-
Notifications
You must be signed in to change notification settings - Fork 7
Description
[Bug] L1/L2 regularization is completely bypassed during training due to the use of .data in loss computation
Describe the bug
While tuning the L1 and L2 penalty hyperparameters to achieve the expected network sparsity (as described in the official documentation), I noticed that even extremely high penalty values (e.g., L1 = 0.5 or 10.0) had absolutely zero effect on the weight distribution or network sparsity.

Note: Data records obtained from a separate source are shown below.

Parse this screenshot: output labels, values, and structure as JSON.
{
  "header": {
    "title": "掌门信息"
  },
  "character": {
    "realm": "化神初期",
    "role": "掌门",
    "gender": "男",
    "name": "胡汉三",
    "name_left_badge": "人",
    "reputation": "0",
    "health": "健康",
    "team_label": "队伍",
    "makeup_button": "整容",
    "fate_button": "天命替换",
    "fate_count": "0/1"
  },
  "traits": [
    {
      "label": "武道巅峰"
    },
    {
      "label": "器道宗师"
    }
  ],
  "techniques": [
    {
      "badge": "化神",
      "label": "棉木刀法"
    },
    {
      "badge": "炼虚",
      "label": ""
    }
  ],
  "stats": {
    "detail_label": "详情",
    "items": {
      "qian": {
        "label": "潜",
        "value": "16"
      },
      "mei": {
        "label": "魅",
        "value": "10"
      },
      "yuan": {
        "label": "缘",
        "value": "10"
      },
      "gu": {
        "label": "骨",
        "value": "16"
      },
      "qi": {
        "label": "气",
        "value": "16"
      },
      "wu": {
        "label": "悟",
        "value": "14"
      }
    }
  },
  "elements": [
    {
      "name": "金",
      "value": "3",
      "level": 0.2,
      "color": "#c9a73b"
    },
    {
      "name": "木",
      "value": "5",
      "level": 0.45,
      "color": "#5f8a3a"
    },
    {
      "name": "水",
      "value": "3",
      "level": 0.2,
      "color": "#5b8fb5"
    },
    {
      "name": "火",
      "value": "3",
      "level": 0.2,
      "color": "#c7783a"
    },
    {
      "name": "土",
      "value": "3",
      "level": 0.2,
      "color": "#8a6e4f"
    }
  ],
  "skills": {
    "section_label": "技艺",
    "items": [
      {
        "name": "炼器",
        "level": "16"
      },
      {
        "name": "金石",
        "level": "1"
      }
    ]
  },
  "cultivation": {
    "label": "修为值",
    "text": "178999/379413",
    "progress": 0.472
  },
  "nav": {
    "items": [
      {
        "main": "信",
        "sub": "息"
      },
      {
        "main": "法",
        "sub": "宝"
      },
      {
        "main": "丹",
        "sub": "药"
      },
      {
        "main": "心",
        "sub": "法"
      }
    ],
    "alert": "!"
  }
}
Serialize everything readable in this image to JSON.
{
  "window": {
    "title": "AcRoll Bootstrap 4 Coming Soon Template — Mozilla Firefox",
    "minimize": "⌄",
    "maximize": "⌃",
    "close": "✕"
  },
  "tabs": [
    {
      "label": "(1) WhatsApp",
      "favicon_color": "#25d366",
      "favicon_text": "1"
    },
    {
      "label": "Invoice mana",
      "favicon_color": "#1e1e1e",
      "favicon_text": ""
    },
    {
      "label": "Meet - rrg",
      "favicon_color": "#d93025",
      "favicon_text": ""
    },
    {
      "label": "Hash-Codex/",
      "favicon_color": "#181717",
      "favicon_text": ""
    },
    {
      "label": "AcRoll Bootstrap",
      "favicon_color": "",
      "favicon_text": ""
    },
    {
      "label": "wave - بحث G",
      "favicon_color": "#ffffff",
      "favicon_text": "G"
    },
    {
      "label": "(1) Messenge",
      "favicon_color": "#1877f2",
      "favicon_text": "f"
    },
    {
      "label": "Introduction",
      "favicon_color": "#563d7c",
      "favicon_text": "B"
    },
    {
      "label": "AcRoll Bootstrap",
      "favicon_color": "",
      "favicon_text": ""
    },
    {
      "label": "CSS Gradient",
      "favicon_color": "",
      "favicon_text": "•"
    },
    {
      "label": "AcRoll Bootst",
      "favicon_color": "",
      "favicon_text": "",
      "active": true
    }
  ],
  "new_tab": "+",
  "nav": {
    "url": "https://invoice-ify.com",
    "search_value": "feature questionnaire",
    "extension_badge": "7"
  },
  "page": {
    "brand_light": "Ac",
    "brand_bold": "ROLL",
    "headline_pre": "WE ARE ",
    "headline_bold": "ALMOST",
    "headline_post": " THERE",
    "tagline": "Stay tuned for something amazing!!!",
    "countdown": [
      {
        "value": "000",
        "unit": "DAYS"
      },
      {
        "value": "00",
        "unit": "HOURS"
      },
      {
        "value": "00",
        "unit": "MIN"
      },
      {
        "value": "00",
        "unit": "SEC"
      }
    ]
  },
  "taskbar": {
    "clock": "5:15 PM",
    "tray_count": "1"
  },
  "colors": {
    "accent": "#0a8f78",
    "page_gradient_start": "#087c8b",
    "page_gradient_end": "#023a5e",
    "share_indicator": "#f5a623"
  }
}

Upon inspecting the training loops in Phase 1 and Phase 2, I found that the .data attribute is being used to access the model weights when computing the regularization norms. In PyTorch, accessing a tensor via .data returns a tensor that shares the same memory but is detached from the computational graph (effectively setting requires_grad=False for that operation).
As a result, the autograd engine treats the entire loss_norm term as a disconnected constant. When total_loss.backward() is called, no gradients from the L1/L2 penalties ever reach the model parameters, rendering the regularization completely ineffective.
To Reproduce
Location of the bug:
train_scdori_phasesandcompute_eval_loss_scdori(Phase 1 training)train_model_grnandcompute_eval_loss_grn(Phase 2 training)
Code snippet causing the issue:
# The `.data` attribute strips the tensor from the autograd graph
l1_norm_tf = torch.norm(model.topic_tf_decoder.data, p=1)
l2_norm_tf = torch.norm(model.topic_tf_decoder.data, p=2)
l1_norm_peak = torch.norm(model.topic_peak_decoder.data, p=1)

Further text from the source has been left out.